Разговор наш был малосодержательным. Он показал на стопу советских газет, лежащих на его столе. Спросил, знаю ли я, что обо мне пишут. Я ответила, что меня не интересует, что пишут ваши газеты. Он ухватился за слово ВАШИ и сказал, что я, значит, уже не чувствую себя советским человеком. Я ответила, что советским человеком я давным-давно себя не чувствую, но это не значит, что я думаю жить в какой-нибудь другой стране. Потом он спросил, собираюсь ли я в Норвегию. Я ответила — конечно. Больше из разговора я ничего не помню. Но у меня сложилось впечатление, что вся эта история с паспортом была попыткой испугать меня и тем самым изменить решение Андрея. Утром о моем визите в консульство сообщили все итальянские газеты. Больше в этот приезд в Италию Пахомов в контакт со мной не входил.
А я в этот же вечер рассказала всю эту историю Андрею. Я не знала, что дома в связи с решением Андрея поручить мне участие в Нобелевской церемонии шли жестокие споры. И не представляла, что мой рассказ еще более их обострит. Через день я вернулась во Флоренцию. Неожиданно поздним вечером Андрей позвонил мне и каким-то тусклым голосом сказал, что он передумал и не хочет, чтобы я ехала в Норвегию. Я поняла, что дома что-то произошло, и единственно что сказала: «По-моему, ты не прав. Но решать тебе, и я не хочу тебя уговаривать». Нина из своей комнаты слышала наш разговор и по тому, что он был необычно коротким, и по моему голосу поняла, что произошло что-то серьезное. Я пересказала ей разговор, и мы еще долго, прежде чем уснуть, гадали, что же там случилось? В пятом часу утра меня разбудил телефонный звонок. И Андрей, явно волнуясь, стал говорить: «Люсенька, прости меня, я был не прав и чуть не совершил непростительную ошибку. Ты должна ехать, и завтра я тебе все напишу».
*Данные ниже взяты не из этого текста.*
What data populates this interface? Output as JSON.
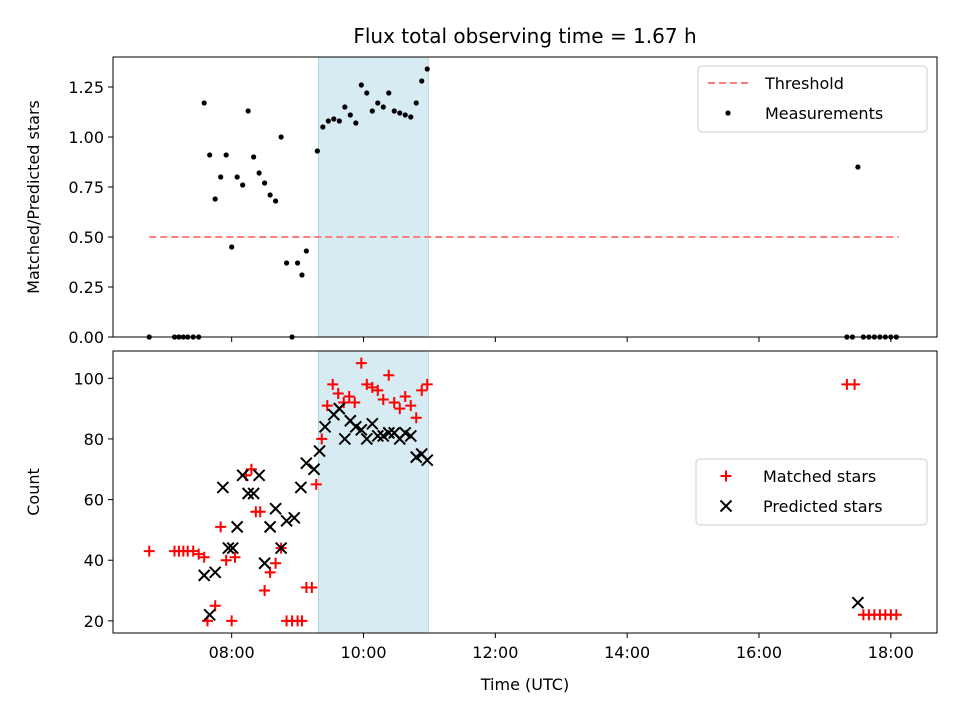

Через день корреспондентка одной из итальянских газет привезла мне письма от Андрея и от мамы. Эти два письма настолько разительно отличались, что если б не было последнего ночного разговора с Андреем, я не знала бы вообще, что я должна делать. Первым я прочла письмо мамы:
«19 ноября. Люся! „Ленты, кружева, ботинки, что угодно для души“ — твои подарки прелестны и могли бы порадовать всех твоих чад, если бы не души, полные тревог и боли из-за перевернутых жизней твоих детей и нежелания учитывать их подлинные интересы. Подумай, что ты им готовишь в будущем и весьма близком. Мы живем плохо. Помимо созданных вами обоими тревог, я и Таня с детьми безвыездно на даче вдвоем. У Тани катастрофическое состояние рук (правая рука с повязками на трех пальцах), доктор звонит и настаивает на лечении, грозит „ужасными последствиями“. Выезд даже на амбулаторное лечение труден, даже невозможен. Мне не управиться весь день с детьми. Обе квартиры в том же разобранном состоянии, как были при тебе, верней еще хуже. Когда это терпелось ради твоего лечения, можно было перетерпеть, но во имя чего ты решаешься обрекать своих детей и внуков на длительные горести дальше? Что это — тщеславие, близорукость, жертвенность? На какую победу кого и чего вы рассчитываете и добиваетесь? Что, кроме зловредного бума и шума, и кому это даст? Основная победа будет испорчена всем этим будущим потоком клеветы и гадостей. Прошу тебя, я и твои дети также, брось всю эту возню и приезжай домой. От меня уже почти ничего не осталось. Я буквально на последнем издыхании, да и А.Д. сильно сдал — живет в городе совершенно беспризорным. У Алеши в семье в связи с вами тоже много недоумения и недовольств. Подумай, подумай. Мы всех, всех и тебя целуем. Мама».